Radiators are a fact of life in lots of older houses and apartments. Whether they're cantankerous cast-iron Victorians or boxy, unlovely models from the '60s or '70s, when you live with them, you've got to plan your rooms around them.
The trick is making a virtue of necessity.
Washington architect Ernesto Santalla of FORMA Design came up with an idea for a sleek piece of furniture built around a vintage radiator in a tiny foyer that opens to a grander living room. The mahogany credenza with a matching mirror frame on top encloses a radiator in its base and provides storage on either side. A decorative wire mesh front is removable for easy access as well as ventilation.
The piece is shallow -- not much wider than the radiator it conceals -- but is a handy place to put down mail and keys by the front door. "It's a simple solution," says Santalla.
Another slim built-in by Santalla and his business partner, Andreas Charalambous, conceals a '70s radiator placed awkwardly in the middle of the wall in an apartment living room. Their solution: built-in cabinets crowned by a marble ledge running the length of the wall. Part of the built-in holds the radiator; the rest is for storage. Seen as a whole, the unit has the effect of wainscoting, but with slender wooden vents cut into the marble top.
Such well-designed covers can elevate the hard-working radiator to a design element within the room. The recent National Symphony Orchestra Decorators' Showhouse, in a radiator-filled 1929 house once owned by Paul Mellon, was a laboratory for good ideas.
In a guest bedroom, Bethesda, Md., designer Camille Saum turned a radiator under a window into a cushion-topped window seat. Voila: An eyesore becomes an asset.
In the master bathroom, Nancy Colbert of Design Partners in Great Falls, Va., built twin white radiator covers with louvered tops, sides and fronts, on either side of the freestanding tub.
One cover camouflaged a radiator, but the other was all for show. It filled up empty space and gave a more-balanced look. "They helped give architecture to the room," says Colbert. One by itself made the room look lopsided. Two, she says, "gave it a sense of symmetry."

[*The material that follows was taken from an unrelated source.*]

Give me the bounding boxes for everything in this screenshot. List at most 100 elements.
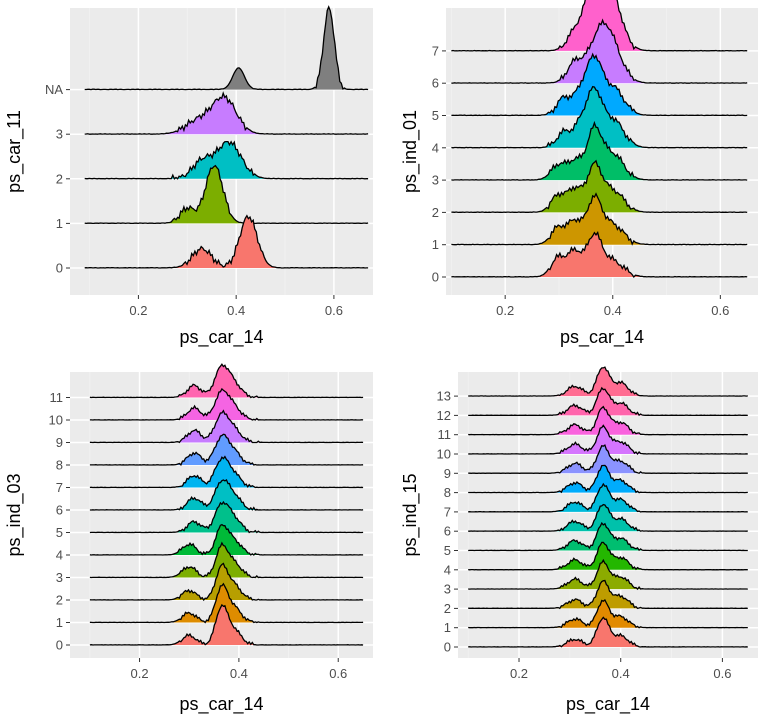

In the tiny butler's pantry, designer Dee Thornton hid a radiator in plain sight by painting it the same brave fuchsia as the walls (Benjamin Moore's "Hot Lips," No. 2277-30.) "If you paint a radiator the same color as the walls -- not the trim -- it will blend right in and become far less visually important," says Thornton, owner of Houseworks Interiors in Old Town Alexandria, Va.
When a vintage radiator is in good shape and suits the decor, she says she often just leaves it uncovered. If the radiator has been stripped, she proceeds with a primer coat meant for metal surfaces, but usually paints right over what is there with an alkyd paint. She cautions that in rare circumstances, radiators that reach the boiling point require a special high-heat paint or else the paint could peel.
When she does decide to cover a radiator, she likes to echo the architectural features in a room.
"I've done some with narrow vertical slats that look like Stickley, some with fleur-de-lis and some with Chinese fretwork grilles," says Thornton.
Once, she even combined approaches: She topped a radiator with a thick slab of tempered glass that rested like a console top on fancy wrought-iron legs. Beneath it reposed the radiator, exposed but framed like artwork on display.